If not generally, can it happen for some metals, or none?
A.f.a.i.k., metal oxides are not generally solvable in metals. Instead, they form a separate slag phases. Metal sulfides are more prone to dissolution though.
 
I don't think there are any practical examples of this happening. With noble metals, like silver, gold etc, the oxide decomposes at temperatures below the melting point of the metal.

For a metal oxide to dissolve, the metal-oxygen bond strength would need to be close to the metal-metal bond strength. Taking the free energy of formation as a proxy for bond strength and looking at an Ellingham diagram, it looks as though that's not going to happen below the boiling point of the metal.

It ought to be possible to devise an alloy system in which the oxide is stable in the liquid temperature range. If I had to do it, I'd look at low melting point silver alloys and select the other elements based on the phase diagrams of the oxides.

One could also look at manipulating the environment, the oxygen partial pressure in particular.

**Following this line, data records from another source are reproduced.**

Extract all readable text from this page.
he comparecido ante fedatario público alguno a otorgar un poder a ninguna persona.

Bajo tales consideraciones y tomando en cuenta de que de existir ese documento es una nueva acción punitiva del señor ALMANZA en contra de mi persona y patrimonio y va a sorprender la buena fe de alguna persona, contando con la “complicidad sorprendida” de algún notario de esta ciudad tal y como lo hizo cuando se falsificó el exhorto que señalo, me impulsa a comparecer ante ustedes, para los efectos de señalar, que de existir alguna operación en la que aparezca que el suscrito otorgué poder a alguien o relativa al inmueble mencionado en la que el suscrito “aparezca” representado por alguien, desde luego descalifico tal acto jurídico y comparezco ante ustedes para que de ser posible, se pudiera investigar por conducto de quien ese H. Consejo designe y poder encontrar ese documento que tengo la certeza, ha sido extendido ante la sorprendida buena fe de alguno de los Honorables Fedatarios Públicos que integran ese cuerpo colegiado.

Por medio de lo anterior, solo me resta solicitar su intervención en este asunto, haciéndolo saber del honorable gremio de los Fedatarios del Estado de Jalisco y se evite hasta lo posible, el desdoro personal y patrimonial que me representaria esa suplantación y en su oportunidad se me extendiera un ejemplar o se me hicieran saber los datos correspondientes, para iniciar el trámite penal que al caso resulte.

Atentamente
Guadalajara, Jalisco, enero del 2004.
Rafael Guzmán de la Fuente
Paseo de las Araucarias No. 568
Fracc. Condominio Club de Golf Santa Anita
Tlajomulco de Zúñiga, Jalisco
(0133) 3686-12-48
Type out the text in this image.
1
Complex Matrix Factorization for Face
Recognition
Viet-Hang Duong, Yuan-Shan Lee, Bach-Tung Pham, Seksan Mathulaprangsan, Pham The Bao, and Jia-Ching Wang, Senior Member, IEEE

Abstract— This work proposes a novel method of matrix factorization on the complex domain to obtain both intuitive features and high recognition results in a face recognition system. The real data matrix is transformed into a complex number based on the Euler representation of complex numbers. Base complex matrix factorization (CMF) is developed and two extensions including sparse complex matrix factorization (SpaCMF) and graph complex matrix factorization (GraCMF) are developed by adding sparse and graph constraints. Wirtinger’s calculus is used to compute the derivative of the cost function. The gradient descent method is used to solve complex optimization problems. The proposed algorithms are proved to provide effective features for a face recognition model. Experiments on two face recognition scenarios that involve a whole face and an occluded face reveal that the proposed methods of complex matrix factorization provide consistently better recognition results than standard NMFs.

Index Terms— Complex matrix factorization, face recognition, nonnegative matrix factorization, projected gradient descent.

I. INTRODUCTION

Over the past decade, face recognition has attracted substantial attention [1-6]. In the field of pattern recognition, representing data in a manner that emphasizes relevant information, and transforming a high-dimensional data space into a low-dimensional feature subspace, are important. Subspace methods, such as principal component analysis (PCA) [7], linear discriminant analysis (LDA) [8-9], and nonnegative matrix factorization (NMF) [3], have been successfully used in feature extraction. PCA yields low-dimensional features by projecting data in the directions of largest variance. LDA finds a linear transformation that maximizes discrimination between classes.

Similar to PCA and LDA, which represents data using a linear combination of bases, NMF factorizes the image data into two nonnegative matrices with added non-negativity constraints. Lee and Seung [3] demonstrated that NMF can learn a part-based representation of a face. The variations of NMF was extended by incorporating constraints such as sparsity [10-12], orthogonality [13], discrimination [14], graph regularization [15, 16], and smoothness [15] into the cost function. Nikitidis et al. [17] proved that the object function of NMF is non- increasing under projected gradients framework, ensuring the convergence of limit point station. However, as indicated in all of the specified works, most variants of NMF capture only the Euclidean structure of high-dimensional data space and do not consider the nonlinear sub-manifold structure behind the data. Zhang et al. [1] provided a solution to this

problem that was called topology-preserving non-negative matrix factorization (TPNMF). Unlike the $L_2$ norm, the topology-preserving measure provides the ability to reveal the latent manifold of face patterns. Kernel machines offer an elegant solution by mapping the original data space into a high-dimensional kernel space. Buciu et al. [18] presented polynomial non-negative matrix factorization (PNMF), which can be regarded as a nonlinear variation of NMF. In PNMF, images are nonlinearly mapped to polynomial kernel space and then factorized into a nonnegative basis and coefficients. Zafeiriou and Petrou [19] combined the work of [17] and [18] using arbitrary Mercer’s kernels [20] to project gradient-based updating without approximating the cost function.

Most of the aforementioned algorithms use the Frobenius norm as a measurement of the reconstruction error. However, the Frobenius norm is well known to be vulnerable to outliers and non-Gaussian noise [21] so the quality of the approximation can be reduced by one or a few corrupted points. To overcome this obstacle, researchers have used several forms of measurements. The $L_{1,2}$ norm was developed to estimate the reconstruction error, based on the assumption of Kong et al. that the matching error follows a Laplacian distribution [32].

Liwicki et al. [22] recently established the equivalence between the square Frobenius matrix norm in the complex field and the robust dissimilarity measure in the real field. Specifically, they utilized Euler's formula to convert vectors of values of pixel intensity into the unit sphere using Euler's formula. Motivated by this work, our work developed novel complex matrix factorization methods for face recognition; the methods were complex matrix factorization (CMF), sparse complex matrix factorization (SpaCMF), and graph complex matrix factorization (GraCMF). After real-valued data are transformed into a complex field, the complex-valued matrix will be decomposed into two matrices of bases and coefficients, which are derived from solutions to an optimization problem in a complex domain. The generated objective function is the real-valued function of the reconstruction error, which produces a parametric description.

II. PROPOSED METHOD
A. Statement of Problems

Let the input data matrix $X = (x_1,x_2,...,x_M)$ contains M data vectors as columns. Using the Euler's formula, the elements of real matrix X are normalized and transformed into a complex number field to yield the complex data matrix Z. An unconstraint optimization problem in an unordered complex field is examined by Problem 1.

There has been work done on the surface tension of In-Ga alloys, in which the surface tension is manipulated by application of an electrical potential. At potentials where the surface oxide is reduced, the metal pulls itself into a sphere. Reversing the potential causes it to flatten out (the alloy being liquid at room temperature). Whether the surface oxide is reduced and the oxygen dissolves or the oxygen desorbs from the surface is not clear.